Even had ik ervoor last om mijn hoofd erbij te houden, want ik dacht dat ik dieper aan het gaan was: 27, 28, maar dat bleken geen meters te zijn, maar eerder de minuten van mijn computer. Soit, even van de wijs en raar dat dit gebeurt, want dit heb ik nog nooit gehad. Die steengroeve toch he, daar moet altijd iets gebeuren. Een vis, een kreeft, een plastic beeldje onder een rots (die van de camera). Een verkeersbord, een plateau voor onze safety stop met megaveel karpers. Een gele een bruine en een gespikkelde en dan nog tientallen zoals ze er normaal uitzien. Ze zitten voor, onder, achter, boven ons, maar wanneer ik een foto wil nemen met de karpers naast Ronny zijn ze ineens verdwenen, maf zenne. Een silo met een oude duikfles erin, nog meer karpers en een theeservies met een trofee ernaast en karpers, veel karpers. Een echte koi karper ook, een paspop verkleed als duiker met een bordje rond de nek, een spiegel en zo via een beeldje van een dolfijn komen we terug aan de trap.

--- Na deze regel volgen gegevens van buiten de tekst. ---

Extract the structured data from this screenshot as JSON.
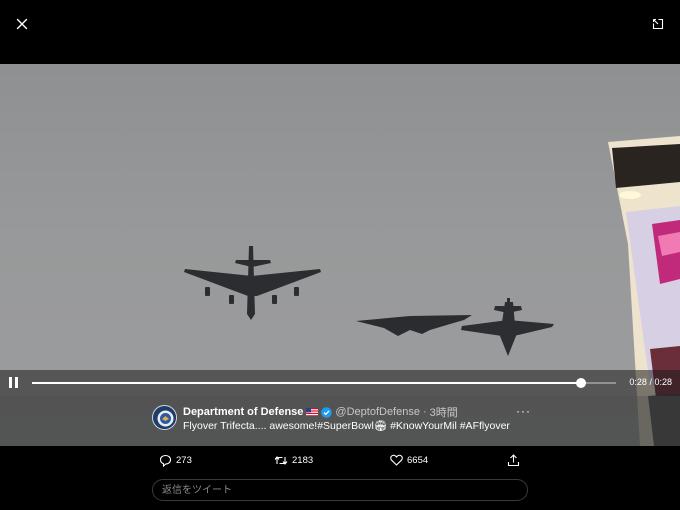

Hier nog een paar minuten hangen om de bomen en bladeren en struiken en de muur van de groeve en de trap te bekijken en van onder water uit een paar speciale foto’s nemen en dan kunnen we eruit. De Carriere de Lillé heeft ons wederom een leuke duik aangeboden en wij hebben die met graagte aangenomen. Deze duik was de tweede hier en veel leuker dan de eerste. Die was een paar jaar geleden en was niet zo geslaagd, maar laat ons vooral deze schitterende duik herinneren. Onze flessen en ons lood met de lift naar boven, want Arne wil dat liftje eens zien werken en zo kunnen wij onze spullen aan de auto gaan zetten, dan ons lood en de flessen en we leggen alles klaar terug in de auto. Voordeel hier is dat we niet moeten spoelen, maar dat we zelfs een 51 minuten lange spoelduik hebben gedaan. Echt super. Op een kwartier zijn we klaar en nu hebben we toch echt dorst hoor.

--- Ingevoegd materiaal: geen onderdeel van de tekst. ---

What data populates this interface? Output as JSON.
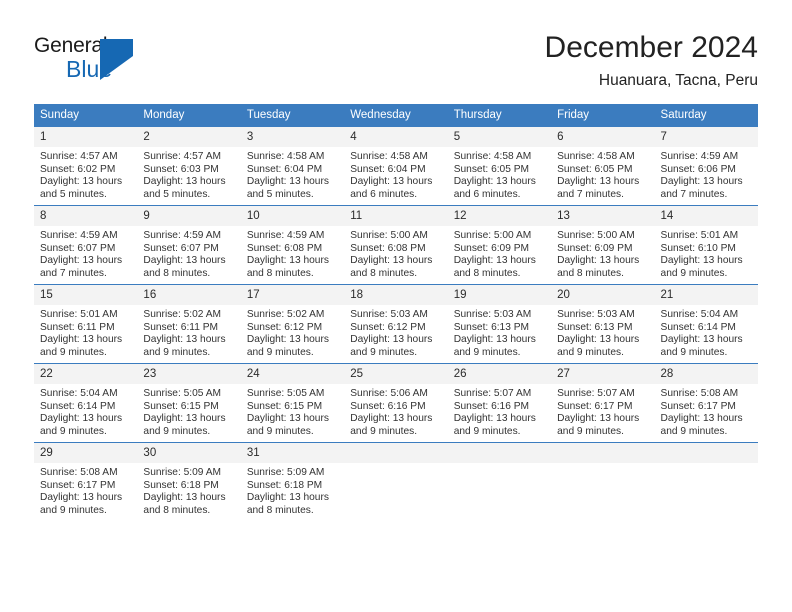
{
  "logo": {
    "word_top": "General",
    "word_bottom": "Blue",
    "icon": "triangle-icon",
    "brand_color": "#1668b3"
  },
  "header": {
    "title": "December 2024",
    "subtitle": "Huanuara, Tacna, Peru"
  },
  "theme": {
    "header_blue": "#3b7cbf",
    "daynum_bg": "#f3f3f3",
    "text": "#333333"
  },
  "weekday_headers": [
    "Sunday",
    "Monday",
    "Tuesday",
    "Wednesday",
    "Thursday",
    "Friday",
    "Saturday"
  ],
  "weeks": [
    [
      {
        "day": "1",
        "sunrise": "Sunrise: 4:57 AM",
        "sunset": "Sunset: 6:02 PM",
        "daylight1": "Daylight: 13 hours",
        "daylight2": "and 5 minutes."
      },
      {
        "day": "2",
        "sunrise": "Sunrise: 4:57 AM",
        "sunset": "Sunset: 6:03 PM",
        "daylight1": "Daylight: 13 hours",
        "daylight2": "and 5 minutes."
      },
      {
        "day": "3",
        "sunrise": "Sunrise: 4:58 AM",
        "sunset": "Sunset: 6:04 PM",
        "daylight1": "Daylight: 13 hours",
        "daylight2": "and 5 minutes."
      },
      {
        "day": "4",
        "sunrise": "Sunrise: 4:58 AM",
        "sunset": "Sunset: 6:04 PM",
        "daylight1": "Daylight: 13 hours",
        "daylight2": "and 6 minutes."
      },
      {
        "day": "5",
        "sunrise": "Sunrise: 4:58 AM",
        "sunset": "Sunset: 6:05 PM",
        "daylight1": "Daylight: 13 hours",
        "daylight2": "and 6 minutes."
      },
      {
        "day": "6",
        "sunrise": "Sunrise: 4:58 AM",
        "sunset": "Sunset: 6:05 PM",
        "daylight1": "Daylight: 13 hours",
        "daylight2": "and 7 minutes."
      },
      {
        "day": "7",
        "sunrise": "Sunrise: 4:59 AM",
        "sunset": "Sunset: 6:06 PM",
        "daylight1": "Daylight: 13 hours",
        "daylight2": "and 7 minutes."
      }
    ],
    [
      {
        "day": "8",
        "sunrise": "Sunrise: 4:59 AM",
        "sunset": "Sunset: 6:07 PM",
        "daylight1": "Daylight: 13 hours",
        "daylight2": "and 7 minutes."
      },
      {
        "day": "9",
        "sunrise": "Sunrise: 4:59 AM",
        "sunset": "Sunset: 6:07 PM",
        "daylight1": "Daylight: 13 hours",
        "daylight2": "and 8 minutes."
      },
      {
        "day": "10",
        "sunrise": "Sunrise: 4:59 AM",
        "sunset": "Sunset: 6:08 PM",
        "daylight1": "Daylight: 13 hours",
        "daylight2": "and 8 minutes."
      },
      {
        "day": "11",
        "sunrise": "Sunrise: 5:00 AM",
        "sunset": "Sunset: 6:08 PM",
        "daylight1": "Daylight: 13 hours",
        "daylight2": "and 8 minutes."
      },
      {
        "day": "12",
        "sunrise": "Sunrise: 5:00 AM",
        "sunset": "Sunset: 6:09 PM",
        "daylight1": "Daylight: 13 hours",
        "daylight2": "and 8 minutes."
      },
      {
        "day": "13",
        "sunrise": "Sunrise: 5:00 AM",
        "sunset": "Sunset: 6:09 PM",
        "daylight1": "Daylight: 13 hours",
        "daylight2": "and 8 minutes."
      },
      {
        "day": "14",
        "sunrise": "Sunrise: 5:01 AM",
        "sunset": "Sunset: 6:10 PM",
        "daylight1": "Daylight: 13 hours",
        "daylight2": "and 9 minutes."
      }
    ],
    [
      {
        "day": "15",
        "sunrise": "Sunrise: 5:01 AM",
        "sunset": "Sunset: 6:11 PM",
        "daylight1": "Daylight: 13 hours",
        "daylight2": "and 9 minutes."
      },
      {
        "day": "16",
        "sunrise": "Sunrise: 5:02 AM",
        "sunset": "Sunset: 6:11 PM",
        "daylight1": "Daylight: 13 hours",
        "daylight2": "and 9 minutes."
      },
      {
        "day": "17",
        "sunrise": "Sunrise: 5:02 AM",
        "sunset": "Sunset: 6:12 PM",
        "daylight1": "Daylight: 13 hours",
        "daylight2": "and 9 minutes."
      },
      {
        "day": "18",
        "sunrise": "Sunrise: 5:03 AM",
        "sunset": "Sunset: 6:12 PM",
        "daylight1": "Daylight: 13 hours",
        "daylight2": "and 9 minutes."
      },
      {
        "day": "19",
        "sunrise": "Sunrise: 5:03 AM",
        "sunset": "Sunset: 6:13 PM",
        "daylight1": "Daylight: 13 hours",
        "daylight2": "and 9 minutes."
      },
      {
        "day": "20",
        "sunrise": "Sunrise: 5:03 AM",
        "sunset": "Sunset: 6:13 PM",
        "daylight1": "Daylight: 13 hours",
        "daylight2": "and 9 minutes."
      },
      {
        "day": "21",
        "sunrise": "Sunrise: 5:04 AM",
        "sunset": "Sunset: 6:14 PM",
        "daylight1": "Daylight: 13 hours",
        "daylight2": "and 9 minutes."
      }
    ],
    [
      {
        "day": "22",
        "sunrise": "Sunrise: 5:04 AM",
        "sunset": "Sunset: 6:14 PM",
        "daylight1": "Daylight: 13 hours",
        "daylight2": "and 9 minutes."
      },
      {
        "day": "23",
        "sunrise": "Sunrise: 5:05 AM",
        "sunset": "Sunset: 6:15 PM",
        "daylight1": "Daylight: 13 hours",
        "daylight2": "and 9 minutes."
      },
      {
        "day": "24",
        "sunrise": "Sunrise: 5:05 AM",
        "sunset": "Sunset: 6:15 PM",
        "daylight1": "Daylight: 13 hours",
        "daylight2": "and 9 minutes."
      },
      {
        "day": "25",
        "sunrise": "Sunrise: 5:06 AM",
        "sunset": "Sunset: 6:16 PM",
        "daylight1": "Daylight: 13 hours",
        "daylight2": "and 9 minutes."
      },
      {
        "day": "26",
        "sunrise": "Sunrise: 5:07 AM",
        "sunset": "Sunset: 6:16 PM",
        "daylight1": "Daylight: 13 hours",
        "daylight2": "and 9 minutes."
      },
      {
        "day": "27",
        "sunrise": "Sunrise: 5:07 AM",
        "sunset": "Sunset: 6:17 PM",
        "daylight1": "Daylight: 13 hours",
        "daylight2": "and 9 minutes."
      },
      {
        "day": "28",
        "sunrise": "Sunrise: 5:08 AM",
        "sunset": "Sunset: 6:17 PM",
        "daylight1": "Daylight: 13 hours",
        "daylight2": "and 9 minutes."
      }
    ],
    [
      {
        "day": "29",
        "sunrise": "Sunrise: 5:08 AM",
        "sunset": "Sunset: 6:17 PM",
        "daylight1": "Daylight: 13 hours",
        "daylight2": "and 9 minutes."
      },
      {
        "day": "30",
        "sunrise": "Sunrise: 5:09 AM",
        "sunset": "Sunset: 6:18 PM",
        "daylight1": "Daylight: 13 hours",
        "daylight2": "and 8 minutes."
      },
      {
        "day": "31",
        "sunrise": "Sunrise: 5:09 AM",
        "sunset": "Sunset: 6:18 PM",
        "daylight1": "Daylight: 13 hours",
        "daylight2": "and 8 minutes."
      },
      {
        "day": "",
        "sunrise": "",
        "sunset": "",
        "daylight1": "",
        "daylight2": ""
      },
      {
        "day": "",
        "sunrise": "",
        "sunset": "",
        "daylight1": "",
        "daylight2": ""
      },
      {
        "day": "",
        "sunrise": "",
        "sunset": "",
        "daylight1": "",
        "daylight2": ""
      },
      {
        "day": "",
        "sunrise": "",
        "sunset": "",
        "daylight1": "",
        "daylight2": ""
      }
    ]
  ]
}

We drinken iets en bestellen iets om te eten. Een Karmeliet, want Duvel is er niet. Qua eten genieten we van een pavé (steak op hete steen), vol-au-vent, bitterballen met frietjes en een saté’, hoewel saté doet het een beetje onrecht, echt een zalig stukje vlees, saignant gebakken met veel groentjes en een beetje frietjes. We genieten nog van een tweede drankje en dan kunnen we stilaan terug richting Vlaanderen. Een super leuke namiddag met een super lekkere maaltijd in Le Narval. Je zou niet denken dat dit zo lekker is, want het ziet er maar uit als een barak, met zelfs plastieken ramen en zo, maar de keuken is echt super! Zeker onthouden voor de volgende keer als er meer mensen mee willen.
We vangen de rit aan, rijden ongeveer anderhalf uur naar Heindonk en daar drinken we nog iets en zo terug naar Bornem en dan genieten we nog van een rustige avond.